Productivity, Limits, and Skill Curve
- Enthusiasts describe large real-world productivity gains, especially for greenfield / prototype work and small-to-medium scripts, sometimes cutting hours down to tens of minutes.
- Others find LLM coding feels like yak-shaving or “futzing with Emacs configs”: fun, but under deadline they revert to traditional coding as LLM output is too unreliable or hard to debug.
- A recurring theme: effectiveness is highly skill-dependent—context management, prompt design, and judgment about what to accept or discard are crucial.
Greenfield vs Legacy and Large Codebases
- Many agree LLMs excel at greenfield projects but struggle with mature or very large repos: they introduce unnecessary frameworks, wrong abstractions, and subtle bugs.

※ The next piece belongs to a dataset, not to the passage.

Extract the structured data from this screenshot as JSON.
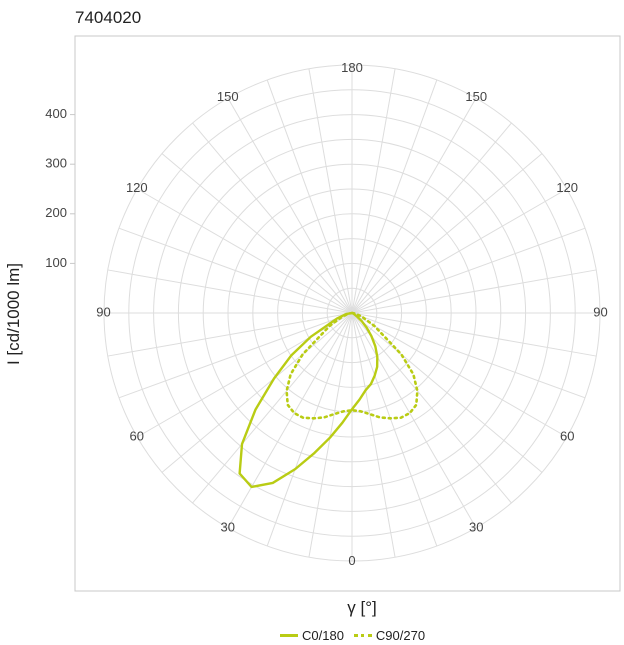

- Strategies discussed: generate per-file summaries, lightweight internal “maps,” scratchpad memory files, and strict modularization to let the model reason about small pieces.
- There is debate whether this is mainly a tooling/context-window problem or a deeper issue of models lacking genuine whole-system understanding.
Team Workflows, Centralized Context, and the Future of Dev Work
- Several ask how this scales beyond solo work: multiple devs each running their own agent on the same codebase seems wasteful and risks inconsistent advice.
- Tools like Cody/Sourcegraph workspaces and shared indexing in editors are mentioned, but a truly “multiplayer” LLM coding environment is seen as still unsolved.
- Some foresee LLMs pushing devs toward higher-level planning/acceptance-testing roles, or even replacing much of traditional programming; others worry this will erode developers’ mental models and critical thinking.
- There is active debate over the future of frameworks and abstractions: some predict many will become unnecessary as models emit low-level code directly, while others argue good abstractions and readable code remain vital—especially for humans maintaining AI-written systems.